The machine I'm running this on has 64GB ram and it's a 1GB file, no gain there. (Reading the whole file into a list of lines uses 1.6GB) I'm also reading one line at a time, it's possible that reading the whole file at once is faster, but a generator wouldn't help since there would still be need of storing it all in memory.
generators come with significant overhead, especially considering that there are many iterations and few operations per iteration)

This ends up not being any faster:

pattern = re.compile('AOEUIaoeui')
re.sub(pattern, '', line)

However, the way you wrote it..

pattern = re.compile('AOEUIaoeui')
pattern.sub('', line)

Does run a little faster, very odd.

Command being timed: "./"
Elapsed (wall clock) time (h:mm:ss or m:ss): 1:23.19

Command being timed: "./"
Elapsed (wall clock) time (h:mm:ss or m:ss): 2:49.88

Reading the whole file all at once seems to have negligible effect.

What other characters are there?


So I learned this code from python documentations because every lesson I learn from codecademy is one option or way of solving a problem.
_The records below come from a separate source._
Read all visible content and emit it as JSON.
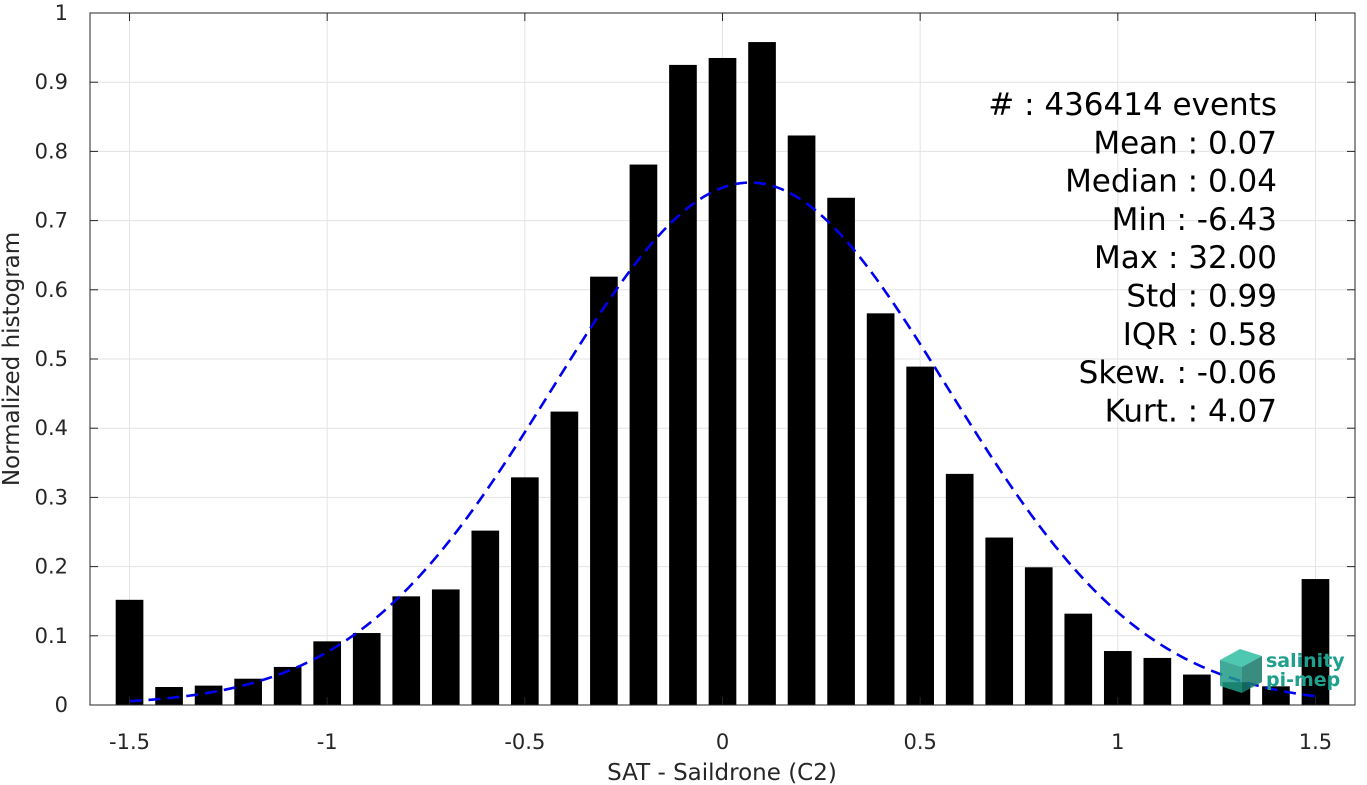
{
  "chart_data": {
    "type": "bar",
    "xlabel": "SAT - Saildrone (C2)",
    "ylabel": "Normalized histogram",
    "xlim": [
      -1.6,
      1.6
    ],
    "ylim": [
      0,
      1
    ],
    "x_ticks": [
      -1.5,
      -1,
      -0.5,
      0,
      0.5,
      1,
      1.5
    ],
    "x_tick_labels": [
      "-1.5",
      "-1",
      "-0.5",
      "0",
      "0.5",
      "1",
      "1.5"
    ],
    "y_ticks": [
      0,
      0.1,
      0.2,
      0.3,
      0.4,
      0.5,
      0.6,
      0.7,
      0.8,
      0.9,
      1
    ],
    "y_tick_labels": [
      "0",
      "0.1",
      "0.2",
      "0.3",
      "0.4",
      "0.5",
      "0.6",
      "0.7",
      "0.8",
      "0.9",
      "1"
    ],
    "grid": true,
    "bar_width": 0.07,
    "x": [
      -1.5,
      -1.4,
      -1.3,
      -1.2,
      -1.1,
      -1.0,
      -0.9,
      -0.8,
      -0.7,
      -0.6,
      -0.5,
      -0.4,
      -0.3,
      -0.2,
      -0.1,
      0.0,
      0.1,
      0.2,
      0.3,
      0.4,
      0.5,
      0.6,
      0.7,
      0.8,
      0.9,
      1.0,
      1.1,
      1.2,
      1.3,
      1.4,
      1.5
    ],
    "values": [
      0.152,
      0.026,
      0.028,
      0.038,
      0.055,
      0.092,
      0.104,
      0.157,
      0.167,
      0.252,
      0.329,
      0.424,
      0.619,
      0.781,
      0.925,
      0.935,
      0.958,
      0.823,
      0.733,
      0.566,
      0.489,
      0.334,
      0.242,
      0.199,
      0.132,
      0.078,
      0.068,
      0.044,
      0.033,
      0.027,
      0.182
    ],
    "bar_color": "#000000",
    "fit_curve": {
      "style": "dashed",
      "color": "#0000ee",
      "x_range": [
        -1.5,
        1.5
      ],
      "mean": 0.07,
      "std": 0.5,
      "peak": 0.755
    },
    "annotation_lines": [
      "#  : 436414 events",
      "Mean : 0.07",
      "Median : 0.04",
      "Min : -6.43",
      "Max : 32.00",
      "Std : 0.99",
      "IQR : 0.58",
      "Skew. : -0.06",
      "Kurt. : 4.07"
    ]
  },
  "logo": {
    "line1": "salinity",
    "line2": "pi-mep",
    "color": "#1fa08e"
  }
}
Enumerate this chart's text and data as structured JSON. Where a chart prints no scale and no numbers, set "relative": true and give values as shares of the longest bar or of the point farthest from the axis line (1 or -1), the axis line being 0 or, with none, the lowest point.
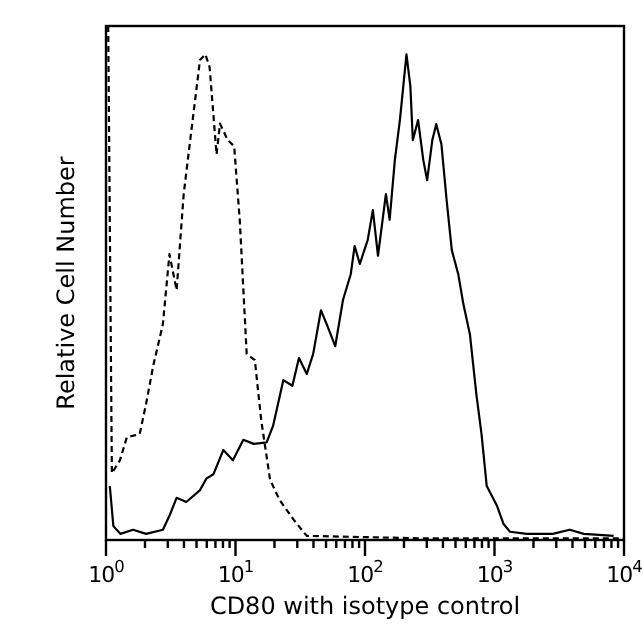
{
  "chart_data": {
    "type": "line",
    "xlabel": "CD80 with isotype control",
    "ylabel": "Relative Cell Number",
    "relative": true,
    "log": "x",
    "xlim": [
      1,
      10000
    ],
    "xticks": [
      {
        "value": 1,
        "label": "10$^{0}$"
      },
      {
        "value": 2,
        "label": null
      },
      {
        "value": 3,
        "label": null
      },
      {
        "value": 4,
        "label": null
      },
      {
        "value": 5,
        "label": null
      },
      {
        "value": 6,
        "label": null
      },
      {
        "value": 7,
        "label": null
      },
      {
        "value": 8,
        "label": null
      },
      {
        "value": 9,
        "label": null
      },
      {
        "value": 10,
        "label": "10$^{1}$"
      },
      {
        "value": 20,
        "label": null
      },
      {
        "value": 30,
        "label": null
      },
      {
        "value": 40,
        "label": null
      },
      {
        "value": 50,
        "label": null
      },
      {
        "value": 60,
        "label": null
      },
      {
        "value": 70,
        "label": null
      },
      {
        "value": 80,
        "label": null
      },
      {
        "value": 90,
        "label": null
      },
      {
        "value": 100,
        "label": "10$^{2}$"
      },
      {
        "value": 200,
        "label": null
      },
      {
        "value": 300,
        "label": null
      },
      {
        "value": 400,
        "label": null
      },
      {
        "value": 500,
        "label": null
      },
      {
        "value": 600,
        "label": null
      },
      {
        "value": 700,
        "label": null
      },
      {
        "value": 800,
        "label": null
      },
      {
        "value": 900,
        "label": null
      },
      {
        "value": 1000,
        "label": "10$^{3}$"
      },
      {
        "value": 2000,
        "label": null
      },
      {
        "value": 3000,
        "label": null
      },
      {
        "value": 4000,
        "label": null
      },
      {
        "value": 5000,
        "label": null
      },
      {
        "value": 6000,
        "label": null
      },
      {
        "value": 7000,
        "label": null
      },
      {
        "value": 8000,
        "label": null
      },
      {
        "value": 9000,
        "label": null
      },
      {
        "value": 10000,
        "label": "10$^{4}$"
      }
    ],
    "marker": "none",
    "series": [
      {
        "color": "#000000",
        "line_style": "dashed",
        "x": [
          1.04,
          1.11,
          1.28,
          1.45,
          1.82,
          2.04,
          2.32,
          2.75,
          3.09,
          3.51,
          3.98,
          4.47,
          5.32,
          5.85,
          6.31,
          7.14,
          7.59,
          8.71,
          9.77,
          10.8,
          12.2,
          14.1,
          15.8,
          18.5,
          21.9,
          28.2,
          35.5,
          316,
          10000
        ],
        "values": [
          1.0,
          0.13,
          0.155,
          0.2,
          0.206,
          0.265,
          0.34,
          0.42,
          0.556,
          0.486,
          0.673,
          0.778,
          0.934,
          0.945,
          0.92,
          0.75,
          0.81,
          0.778,
          0.766,
          0.62,
          0.362,
          0.35,
          0.233,
          0.117,
          0.078,
          0.039,
          0.008,
          0.003,
          0.003
        ]
      },
      {
        "color": "#000000",
        "line_style": "solid",
        "x": [
          1.07,
          1.14,
          1.29,
          1.62,
          2.04,
          2.75,
          3.09,
          3.51,
          4.17,
          5.32,
          5.98,
          6.76,
          8.05,
          9.55,
          11.5,
          13.8,
          17.4,
          19.5,
          23.4,
          27.5,
          30.9,
          35.5,
          39.8,
          45.7,
          51.3,
          58.9,
          67.6,
          77.6,
          83.2,
          91.2,
          105,
          115,
          126,
          145,
          155,
          170,
          186,
          209,
          224,
          234,
          257,
          282,
          302,
          331,
          355,
          389,
          427,
          468,
          525,
          575,
          646,
          724,
          794,
          871,
          1047,
          1175,
          1318,
          1778,
          2818,
          3802,
          4898,
          8318
        ],
        "values": [
          0.105,
          0.027,
          0.012,
          0.02,
          0.012,
          0.02,
          0.047,
          0.082,
          0.074,
          0.097,
          0.12,
          0.128,
          0.175,
          0.155,
          0.195,
          0.187,
          0.19,
          0.222,
          0.311,
          0.3,
          0.354,
          0.323,
          0.362,
          0.447,
          0.416,
          0.377,
          0.467,
          0.517,
          0.572,
          0.537,
          0.584,
          0.642,
          0.553,
          0.673,
          0.623,
          0.739,
          0.817,
          0.945,
          0.883,
          0.778,
          0.817,
          0.739,
          0.7,
          0.778,
          0.809,
          0.77,
          0.661,
          0.564,
          0.517,
          0.459,
          0.4,
          0.284,
          0.206,
          0.105,
          0.066,
          0.031,
          0.016,
          0.012,
          0.012,
          0.02,
          0.012,
          0.008
        ]
      }
    ]
  }
}
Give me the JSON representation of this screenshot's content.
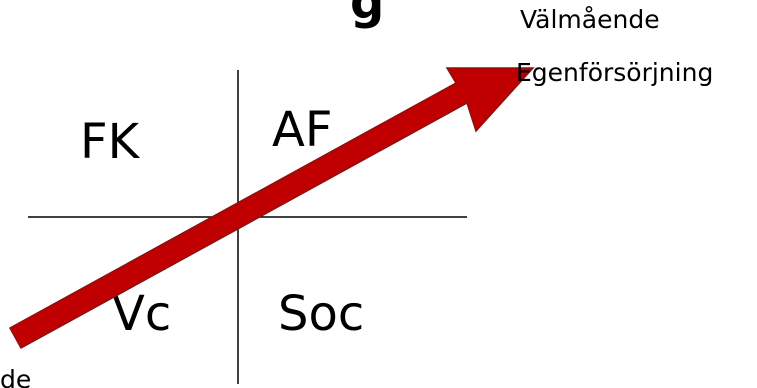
{
  "title_fragment": "g",
  "quadrants": {
    "top_left": "FK",
    "top_right": "AF",
    "bottom_left": "Vc",
    "bottom_right": "Soc"
  },
  "arrow_target": {
    "line1": "Välmående",
    "line2": "Egenförsörjning"
  },
  "arrow_origin_fragment": "de",
  "colors": {
    "arrow_fill": "#c00000",
    "arrow_stroke": "#8b1010",
    "axis_line": "#000000"
  }
}
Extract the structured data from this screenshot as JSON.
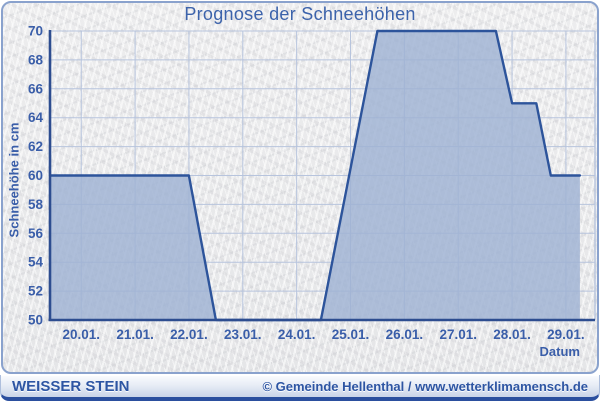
{
  "widget": {
    "title": "Prognose der Schneehöhen"
  },
  "footer": {
    "station": "WEISSER STEIN",
    "copyright": "© Gemeinde Hellenthal / www.wetterklimamensch.de"
  },
  "chart_data": {
    "type": "area",
    "title": "Prognose der Schneehöhen",
    "xlabel": "Datum",
    "ylabel": "Schneehöhe in cm",
    "ylim": [
      50,
      70
    ],
    "xlim": [
      19.42,
      29.54
    ],
    "grid": true,
    "legend": false,
    "y_ticks": [
      50,
      52,
      54,
      56,
      58,
      60,
      62,
      64,
      66,
      68,
      70
    ],
    "x_ticks": [
      {
        "day": 20,
        "label": "20.01."
      },
      {
        "day": 21,
        "label": "21.01."
      },
      {
        "day": 22,
        "label": "22.01."
      },
      {
        "day": 23,
        "label": "23.01."
      },
      {
        "day": 24,
        "label": "24.01."
      },
      {
        "day": 25,
        "label": "25.01."
      },
      {
        "day": 26,
        "label": "26.01."
      },
      {
        "day": 27,
        "label": "27.01."
      },
      {
        "day": 28,
        "label": "28.01."
      },
      {
        "day": 29,
        "label": "29.01."
      }
    ],
    "series": [
      {
        "name": "Schneehöhe",
        "points": [
          [
            19.42,
            60
          ],
          [
            22.0,
            60
          ],
          [
            22.5,
            50
          ],
          [
            24.45,
            50
          ],
          [
            25.5,
            70
          ],
          [
            27.7,
            70
          ],
          [
            28.0,
            65
          ],
          [
            28.45,
            65
          ],
          [
            28.72,
            60
          ],
          [
            29.26,
            60
          ]
        ]
      }
    ],
    "colors": {
      "fill": "#9fb2d3",
      "line": "#2d549b",
      "grid": "#b7c4dd",
      "axis": "#2d4d90",
      "text": "#3a5ea9"
    }
  }
}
This code seems to be short and concise. Can someone explain why compile makes it speed up? What factor does it depend on mainly, for this code and other codes.


Quoting the documentation:

Module-Level Functions
You don’t have to create a pattern object and call its methods; the
re module also provides top-level functions called match(),
search(), findall(), sub(), and so forth. These functions
take the same arguments as the corresponding pattern method, with
the RE string added as the first argument, and still return either None or a
match object instance.

>>> print re.match(r'From\s+', 'Fromage amk')
>>> re.match(r'From\s+', 'From amk Thu May 14 19:12:10 1998')  
<_sre.SRE_Match object at 0x...>

Under the hood, these functions simply create a pattern object for you
and call the appropriate method on it. They also store the compiled object in a
cache, so future calls using the same RE are faster.
Should you use these module-level functions, or should you get the
pattern and call its methods yourself? That choice depends on how
frequently the RE will be used, and on your personal coding style. If the RE is
being used at only one point in the code, then the module functions are probably
more convenient. If a program contains a lot of regular expressions, or re-uses
the same ones in several locations, then it might be worthwhile to collect all
the definitions in one place, in a section of code that compiles all the REs
ahead of time. To take an example from the standard library, here’s an extract
from the deprecated xmllib module:

ref = re.compile( ... )
entityref = re.compile( ... )
charref = re.compile( ... )
starttagopen = re.compile( ... )

I generally prefer to work with the compiled object, even for one-time uses, but
few people will be as much of a purist about this as I am.